Confronting another believer in the wrong spirit will always harden that person’s heart against being taught, corrected, inspired and developed – not only by you, but also by others who would have had so much to give them.
If you confront someone without the absolute best of motives, and on the basis of an already existing real, loving relationship, and with that person’s best interests at heart – not your own interests, but theirs – then you will simply alienate them. You will harden their heart to God’s work in their heart.
For decades, dear hearts all across the Church have been reduced to bleeding piles of wreckage by other people – and especially by leadership – who have got it wrong in this regard.
So, how to get it right? Well, before you decide to ‘confront’ someone, you need to examine your own motives.
Are you doing this out of a sense of your own hurt or perceived rejection? Is it because your dearly-held doctrines and sacred cows are being threatened? Is it because you don’t understand the other person’s point of view? Perhaps things might not have gone exactly as you expected and you’re outside your comfort zone? Have you assumed that the other person is doing the things you don’t like out of malice, full knowledge and intention? Are you projecting your own problems onto that person and making them a scapegoat? Do you actually know that person, love them and care about outcomes for them?
For you to be able to confront someone about a perceived problem, you need to be clear on all these points first. And ask yourself these two questions: Is it really them that’s the problem? And do you actually have the right – and indeed their permission – to say anything at all?

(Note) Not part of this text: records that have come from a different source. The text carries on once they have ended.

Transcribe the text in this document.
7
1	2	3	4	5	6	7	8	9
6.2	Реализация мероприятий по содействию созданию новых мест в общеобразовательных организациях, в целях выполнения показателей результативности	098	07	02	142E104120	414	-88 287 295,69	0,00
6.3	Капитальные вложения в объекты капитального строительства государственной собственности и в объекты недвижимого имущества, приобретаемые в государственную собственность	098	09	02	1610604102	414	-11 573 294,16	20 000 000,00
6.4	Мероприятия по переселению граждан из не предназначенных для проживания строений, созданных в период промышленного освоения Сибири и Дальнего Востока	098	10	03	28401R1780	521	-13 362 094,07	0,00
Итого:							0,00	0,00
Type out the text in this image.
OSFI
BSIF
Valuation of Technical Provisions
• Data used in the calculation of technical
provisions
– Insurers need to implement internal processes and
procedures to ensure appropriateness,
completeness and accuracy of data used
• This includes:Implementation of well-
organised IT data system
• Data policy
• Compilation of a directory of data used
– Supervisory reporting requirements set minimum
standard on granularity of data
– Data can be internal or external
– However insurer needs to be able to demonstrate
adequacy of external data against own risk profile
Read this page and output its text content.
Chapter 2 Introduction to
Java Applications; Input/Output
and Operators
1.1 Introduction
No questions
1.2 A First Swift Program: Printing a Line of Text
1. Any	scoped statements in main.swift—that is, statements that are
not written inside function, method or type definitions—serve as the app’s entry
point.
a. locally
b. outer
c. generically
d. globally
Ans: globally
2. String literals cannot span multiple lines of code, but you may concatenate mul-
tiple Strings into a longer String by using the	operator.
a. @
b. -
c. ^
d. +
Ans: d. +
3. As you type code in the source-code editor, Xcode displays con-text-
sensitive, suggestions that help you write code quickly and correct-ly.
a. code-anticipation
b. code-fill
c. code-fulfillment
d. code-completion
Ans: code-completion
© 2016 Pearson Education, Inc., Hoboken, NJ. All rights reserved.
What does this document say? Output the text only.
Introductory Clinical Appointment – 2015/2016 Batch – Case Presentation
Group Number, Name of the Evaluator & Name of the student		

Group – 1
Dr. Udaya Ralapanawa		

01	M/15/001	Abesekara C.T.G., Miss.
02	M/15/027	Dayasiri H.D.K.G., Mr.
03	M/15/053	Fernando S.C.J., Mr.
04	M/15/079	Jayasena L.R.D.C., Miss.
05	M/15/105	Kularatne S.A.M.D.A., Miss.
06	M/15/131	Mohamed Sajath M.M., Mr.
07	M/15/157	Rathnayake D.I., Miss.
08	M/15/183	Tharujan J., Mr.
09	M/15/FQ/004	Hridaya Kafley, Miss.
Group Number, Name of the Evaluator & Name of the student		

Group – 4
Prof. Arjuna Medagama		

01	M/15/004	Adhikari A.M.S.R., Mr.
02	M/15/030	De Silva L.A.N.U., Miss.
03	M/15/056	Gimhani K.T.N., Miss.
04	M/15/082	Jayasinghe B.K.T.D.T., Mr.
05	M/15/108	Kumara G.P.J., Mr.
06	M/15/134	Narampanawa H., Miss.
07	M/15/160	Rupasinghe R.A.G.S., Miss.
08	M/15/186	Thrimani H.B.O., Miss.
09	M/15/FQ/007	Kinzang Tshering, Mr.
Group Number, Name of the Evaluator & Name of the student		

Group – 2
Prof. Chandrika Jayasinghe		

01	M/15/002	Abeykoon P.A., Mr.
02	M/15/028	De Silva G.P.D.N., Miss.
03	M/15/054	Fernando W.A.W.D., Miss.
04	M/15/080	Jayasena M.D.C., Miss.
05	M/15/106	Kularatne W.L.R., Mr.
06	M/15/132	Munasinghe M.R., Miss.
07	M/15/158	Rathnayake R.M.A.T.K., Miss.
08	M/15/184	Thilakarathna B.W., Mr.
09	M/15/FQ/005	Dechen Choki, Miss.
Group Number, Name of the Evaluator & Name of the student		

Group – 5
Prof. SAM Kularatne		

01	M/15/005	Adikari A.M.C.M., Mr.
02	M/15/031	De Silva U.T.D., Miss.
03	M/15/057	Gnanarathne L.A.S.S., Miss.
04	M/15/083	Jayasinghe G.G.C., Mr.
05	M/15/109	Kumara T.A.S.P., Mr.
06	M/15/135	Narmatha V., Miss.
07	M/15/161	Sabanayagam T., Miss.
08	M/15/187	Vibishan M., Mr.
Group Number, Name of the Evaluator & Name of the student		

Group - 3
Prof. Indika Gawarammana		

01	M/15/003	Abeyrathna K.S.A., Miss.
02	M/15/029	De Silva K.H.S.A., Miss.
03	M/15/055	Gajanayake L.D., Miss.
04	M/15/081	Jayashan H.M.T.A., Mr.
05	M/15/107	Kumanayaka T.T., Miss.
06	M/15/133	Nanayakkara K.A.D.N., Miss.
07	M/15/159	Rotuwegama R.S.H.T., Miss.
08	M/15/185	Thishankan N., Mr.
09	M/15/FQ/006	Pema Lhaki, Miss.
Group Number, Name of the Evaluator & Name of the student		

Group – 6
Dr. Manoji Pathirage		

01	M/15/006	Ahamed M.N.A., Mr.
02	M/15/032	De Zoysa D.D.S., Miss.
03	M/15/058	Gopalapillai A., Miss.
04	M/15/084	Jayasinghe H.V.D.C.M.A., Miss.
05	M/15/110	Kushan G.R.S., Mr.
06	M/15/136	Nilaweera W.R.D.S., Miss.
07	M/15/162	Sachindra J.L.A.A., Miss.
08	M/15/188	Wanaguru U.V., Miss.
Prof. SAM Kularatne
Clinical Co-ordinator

Most importantly, have you examined your own heart and forgiven that person before you so much as think about talking to them?
Remember that God develops and corrects people from the starting point of love and forgiveness. He only corrects people whom He has already forgiven. To harbour any other attitude will only be destructive. Remember that God is more interested in relationship than He is in people being right all the time. “I desire mercy, not sacrifice” (Hosea 6:6, Matthew 9:13). That way lies the blessing.